General comments on each variety are provided below. Please note pounds per acre are estimated based on yields in our trial. Assume each acre is planted skipping every third row for ease of spraying, with tomatoes on 18-inch centers within rows.

Tribute: Tribute seed was purchased from Seedway. Foliage and firmness were rated as excellent on these plants. The exterior color of the fruit was red to orange, with a red interior color. Fruit size was small to medium, and the total pounds produced per acre were 38,950 with 80% being marketable fruit.

Tribeca: Tribeca seed was purchased from Seedway. The foliage and firmness were rated as good-plus to excellent. The fruits' exterior color was red with a pale red interior. The fruit had very few cracks and were small to medium in size. 34,920 lbs of fruit per acre were produced with 82% of total yields being marketable. This variety won the taste test and produced more tomatoes in number than all other varieties.

PSO1522935: PSO1522935 seeds were purchased from Harris Seed. Foliage firmness and cracking were rated as excellent. The exterior color was orangey-red with a dark red interior. Fruit size was small to medium, producing 26,136 lbs per acre. 84% of total yield was marketable.

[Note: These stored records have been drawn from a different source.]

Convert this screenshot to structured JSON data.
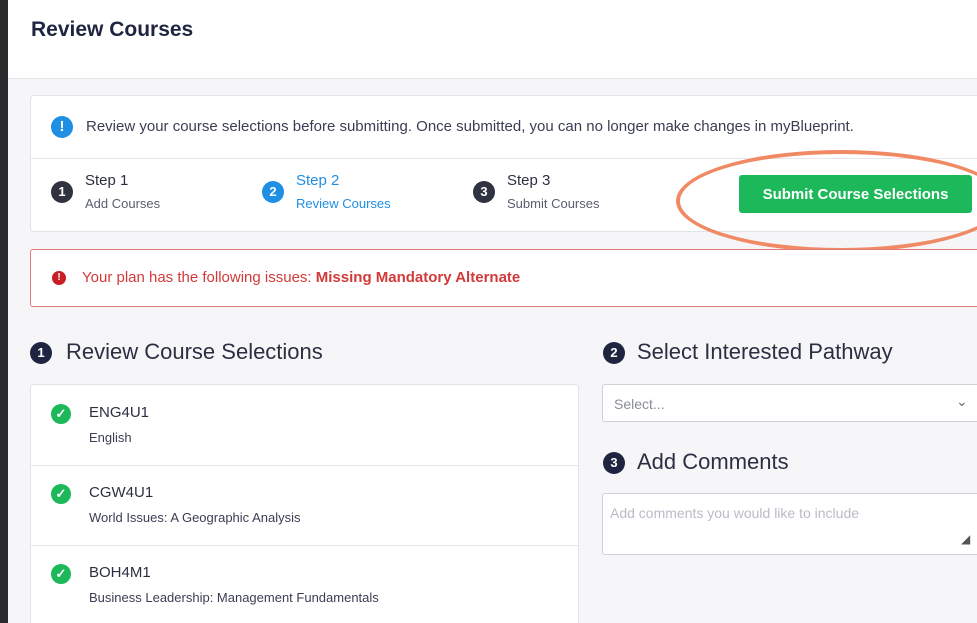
{
  "header": {
    "title": "Review Courses"
  },
  "info": {
    "icon": "info-icon",
    "text": "Review your course selections before submitting. Once submitted, you can no longer make changes in myBlueprint."
  },
  "steps": [
    {
      "num": "1",
      "title": "Step 1",
      "sub": "Add Courses",
      "active": false
    },
    {
      "num": "2",
      "title": "Step 2",
      "sub": "Review Courses",
      "active": true
    },
    {
      "num": "3",
      "title": "Step 3",
      "sub": "Submit Courses",
      "active": false
    }
  ],
  "submit": {
    "label": "Submit Course Selections"
  },
  "alert": {
    "icon": "alert-icon",
    "prefix": "Your plan has the following issues: ",
    "issue": "Missing Mandatory Alternate"
  },
  "sections": {
    "review": {
      "num": "1",
      "title": "Review Course Selections"
    },
    "pathway": {
      "num": "2",
      "title": "Select Interested Pathway",
      "placeholder": "Select..."
    },
    "comments": {
      "num": "3",
      "title": "Add Comments",
      "placeholder": "Add comments you would like to include"
    }
  },
  "courses": [
    {
      "code": "ENG4U1",
      "name": "English"
    },
    {
      "code": "CGW4U1",
      "name": "World Issues: A Geographic Analysis"
    },
    {
      "code": "BOH4M1",
      "name": "Business Leadership: Management Fundamentals"
    }
  ],
  "colors": {
    "accent": "#1f8fe3",
    "success": "#1db85a",
    "error": "#d23a3a",
    "highlight": "#f08a65"
  }
}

Amelia: Amelia seeds were purchased from Harris Seed. Foliage was rated as good and fruit firmness as excellent. The fruit did not crack. Fruit size was medium. 25, 834 lbs/acre can be produced with 78% being marketable.

Primo Red: Primo Red seed was purchased from Harris Seed. Foliage was rated as good and fruit firmness was excellent. There were very few cracks in the fruit. Exterior color was orangey-red with a pale red interior. Fruit size ranged from small up to large. 25,350 lbs/acre was produced. 79% of total yield was marketable. This variety did not trellis well at any location.

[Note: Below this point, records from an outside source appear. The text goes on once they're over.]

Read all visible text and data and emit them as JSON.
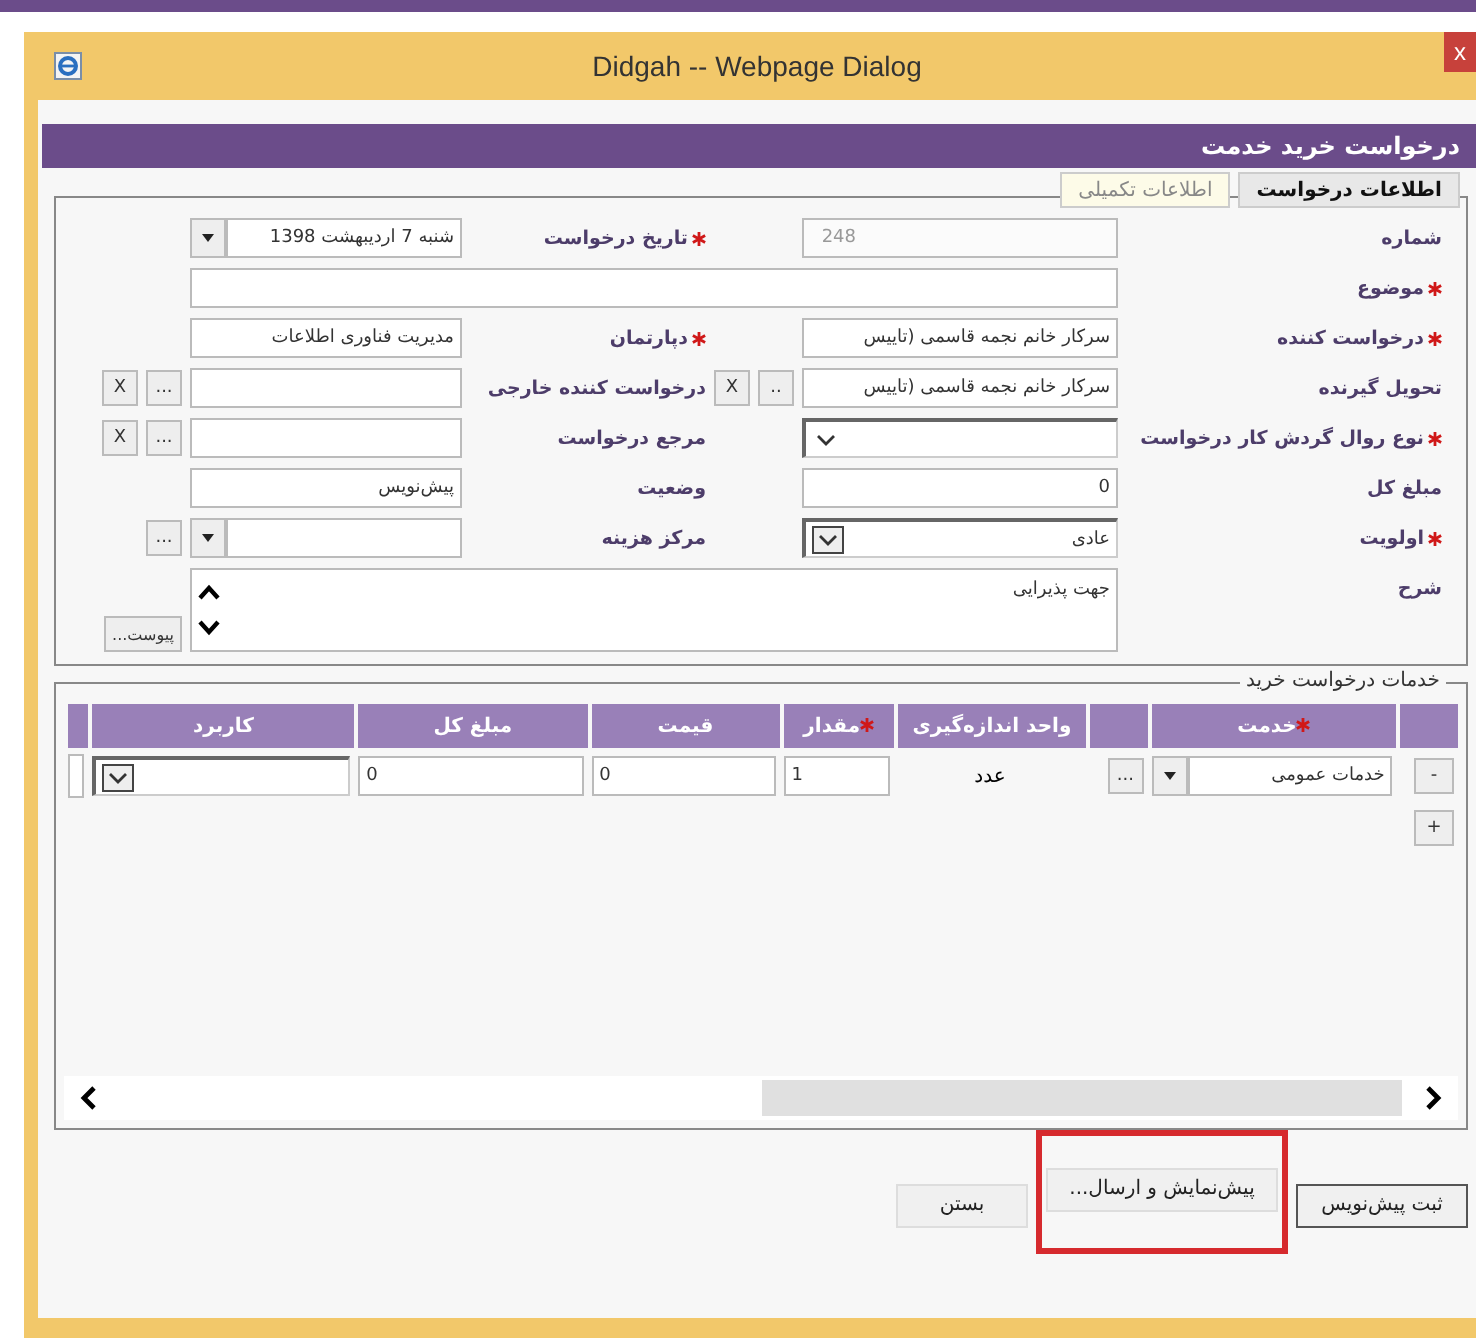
{
  "window": {
    "title": "Didgah -- Webpage Dialog",
    "close": "x"
  },
  "heading": "درخواست خرید خدمت",
  "tabs": [
    {
      "label": "اطلاعات درخواست",
      "selected": true
    },
    {
      "label": "اطلاعات تکمیلی",
      "selected": false
    }
  ],
  "fields": [
    {
      "label": "شماره",
      "required": false,
      "kind": "text",
      "value": "248",
      "disabled": true
    },
    {
      "label": "تاریخ درخواست",
      "required": true,
      "kind": "date",
      "value": "شنبه 7 اردیبهشت 1398"
    },
    {
      "label": "موضوع",
      "required": true,
      "kind": "wide"
    },
    {
      "label": "درخواست کننده",
      "required": true,
      "kind": "text",
      "value": "سرکار خانم نجمه قاسمی (تاییس"
    },
    {
      "label": "دپارتمان",
      "required": true,
      "kind": "text",
      "value": "مدیریت فناوری اطلاعات"
    },
    {
      "label": "تحویل گیرنده",
      "required": false,
      "kind": "text",
      "value": "سرکار خانم نجمه قاسمی (تاییس",
      "buttons": [
        "..",
        "X"
      ]
    },
    {
      "label": "درخواست کننده خارجی",
      "required": false,
      "kind": "text",
      "buttons": [
        "...",
        "X"
      ]
    },
    {
      "label": "نوع روال گردش کار درخواست",
      "required": true,
      "kind": "select"
    },
    {
      "label": "مرجع درخواست",
      "required": false,
      "kind": "text",
      "buttons": [
        "...",
        "X"
      ]
    },
    {
      "label": "مبلغ کل",
      "required": false,
      "kind": "text",
      "value": "0"
    },
    {
      "label": "وضعیت",
      "required": false,
      "kind": "text",
      "value": "پیش‌نویس"
    },
    {
      "label": "اولویت",
      "required": true,
      "kind": "select",
      "value": "عادی"
    },
    {
      "label": "مرکز هزینه",
      "required": false,
      "kind": "combo",
      "buttons": [
        "..."
      ]
    },
    {
      "label": "شرح",
      "required": false,
      "kind": "textarea",
      "value": "جهت پذیرایی",
      "buttons": [
        "پیوست..."
      ]
    }
  ],
  "services": {
    "legend": "خدمات درخواست خرید",
    "columns": [
      {
        "label": "خدمت",
        "required": true
      },
      {
        "label": "واحد اندازه‌گیری",
        "required": false
      },
      {
        "label": "مقدار",
        "required": true
      },
      {
        "label": "قیمت",
        "required": false
      },
      {
        "label": "مبلغ کل",
        "required": false
      },
      {
        "label": "کاربرد",
        "required": false
      }
    ],
    "rows": [
      {
        "remove": "-",
        "service": "خدمات عمومی",
        "browse": "...",
        "unit": "عدد",
        "quantity": "1",
        "price": "0",
        "total": "0"
      }
    ],
    "add": "+"
  },
  "buttons": [
    {
      "label": "ثبت پیش‌نویس",
      "highlighted": false
    },
    {
      "label": "پیش‌نمایش و ارسال...",
      "highlighted": true
    },
    {
      "label": "بستن",
      "highlighted": false
    }
  ]
}
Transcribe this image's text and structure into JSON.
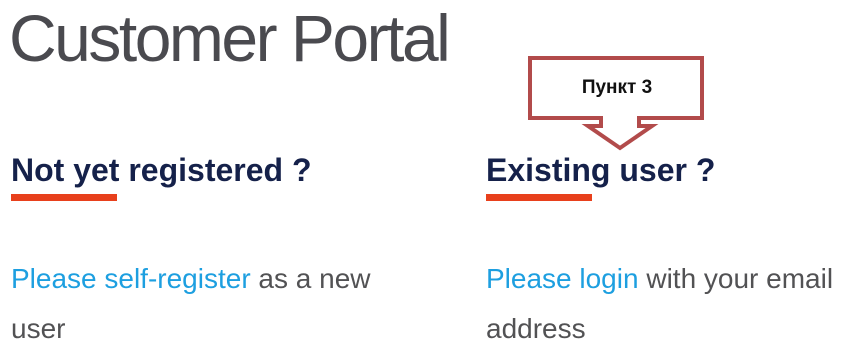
{
  "page": {
    "title": "Customer Portal"
  },
  "left_column": {
    "heading": "Not yet registered ?",
    "link_text": "Please self-register",
    "rest_text": " as a new user"
  },
  "right_column": {
    "heading": "Existing user ?",
    "link_text": "Please login",
    "rest_text": " with your email address"
  },
  "annotation": {
    "label": "Пункт 3",
    "color": "#b24b4b"
  },
  "colors": {
    "title": "#4a4a4f",
    "heading": "#15214a",
    "accent_underline": "#e8401c",
    "link": "#1d9fe0",
    "body_text": "#525254"
  }
}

PSO1522942: PSO1522935 seed was purchased from Harris Seed. Foliage was rated as good-plus with excellent fruit firmness. The fruit did not crack. Exterior color was red with a dark red interior. Fruit size was medium. 25,083 lbs/acre were produced. 89% of total yield was marketable.

Red Bounty: Red Bounty seeds were purchased from Harris Seed. Foliage and fruit firmness were rated as excellent. The fruit cracked very little. Fruit size was small to medium with a red exterior and interior color. 24,394 lbs/acre were produced with 72% of the total yield being marketable.

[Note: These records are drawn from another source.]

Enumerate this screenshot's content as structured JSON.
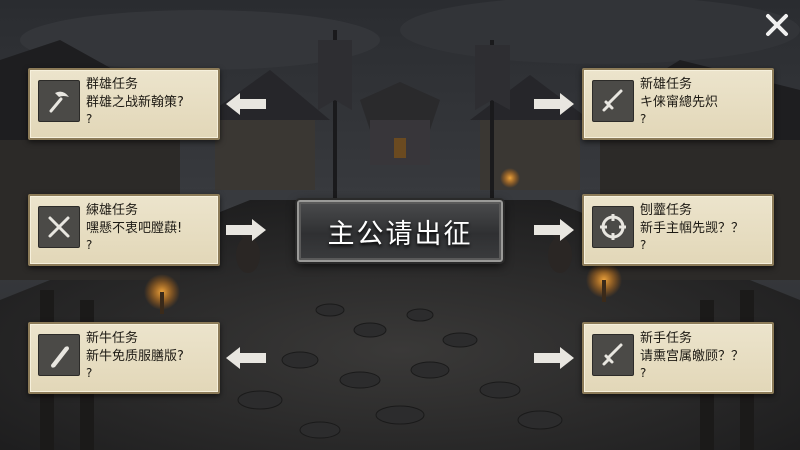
{
  "center_button": {
    "label": "主公请出征"
  },
  "close": {
    "icon": "close-icon"
  },
  "quests": [
    {
      "title": "群雄任务",
      "line1": "群雄之战新翰策?",
      "line2": "?",
      "icon": "pickaxe-icon"
    },
    {
      "title": "新雄任务",
      "line1": "キ俫甯總先炽",
      "line2": "?",
      "icon": "sword-icon"
    },
    {
      "title": "綀雄任务",
      "line1": "嘿懸不衷吧膛蕻!",
      "line2": "?",
      "icon": "crossed-swords-icon"
    },
    {
      "title": "刨虀任务",
      "line1": "新手主帼先觊？？",
      "line2": "?",
      "icon": "target-icon"
    },
    {
      "title": "新牛任务",
      "line1": "新牛免质服膳版?",
      "line2": "?",
      "icon": "scroll-icon"
    },
    {
      "title": "新手任务",
      "line1": "请熏宫属皦顾？？",
      "line2": "?",
      "icon": "sword-icon"
    }
  ],
  "colors": {
    "card_bg": "#e6dcc0",
    "card_border": "#8c7b58",
    "icon_bg": "#4b4a47",
    "button_text": "#ffffff"
  }
}
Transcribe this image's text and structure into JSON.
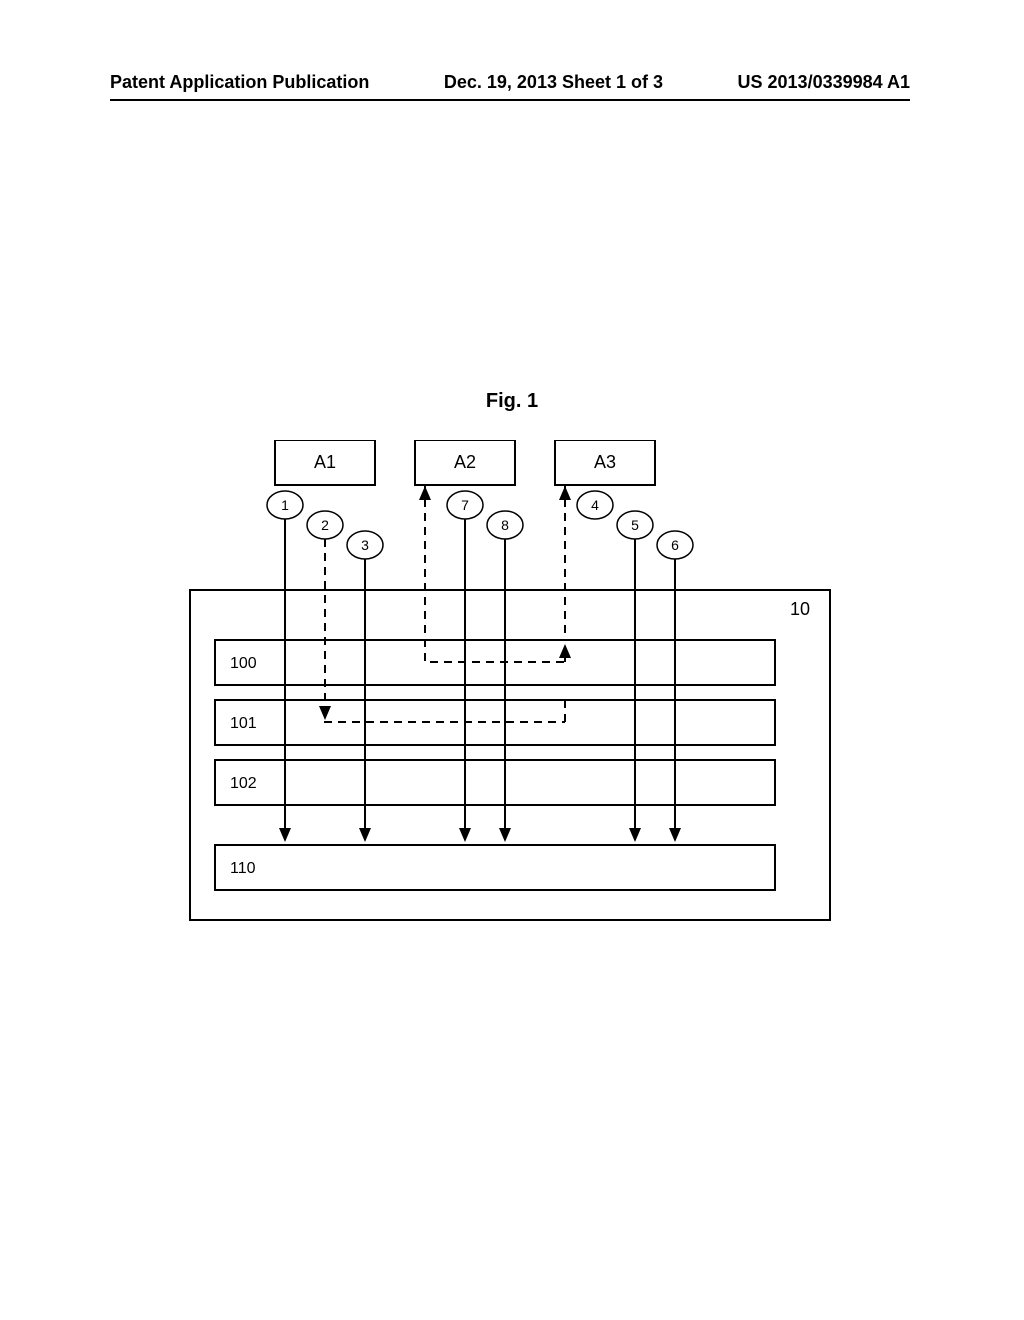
{
  "header": {
    "left": "Patent Application Publication",
    "center": "Dec. 19, 2013  Sheet 1 of 3",
    "right": "US 2013/0339984 A1"
  },
  "figure": {
    "title": "Fig. 1",
    "boxes": {
      "a1": "A1",
      "a2": "A2",
      "a3": "A3"
    },
    "ovals": {
      "o1": "1",
      "o2": "2",
      "o3": "3",
      "o4": "4",
      "o5": "5",
      "o6": "6",
      "o7": "7",
      "o8": "8"
    },
    "container_label": "10",
    "inner_labels": {
      "r100": "100",
      "r101": "101",
      "r102": "102",
      "r110": "110"
    }
  }
}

Crista: Crista seed was purchased from Harris Seed. Foliage was rated as good; fruit firmness as excellent. The fruit did not crack. Exterior fruit color was red with a red interior color. Interior color was notably marked with white splotches. 24,378 lbs/acre were produced with 71% of total yield being marketable.

Red Defender: Red Defender seed was purchased from Harris Seed. Foliage and fruit firmness were rated as excellent. Fruit did not crack. Fruit size ranged from small to large with an orangey-red exterior color and red interior color. 18,888 lbs/acre were produced with 88% of total yield being marketable.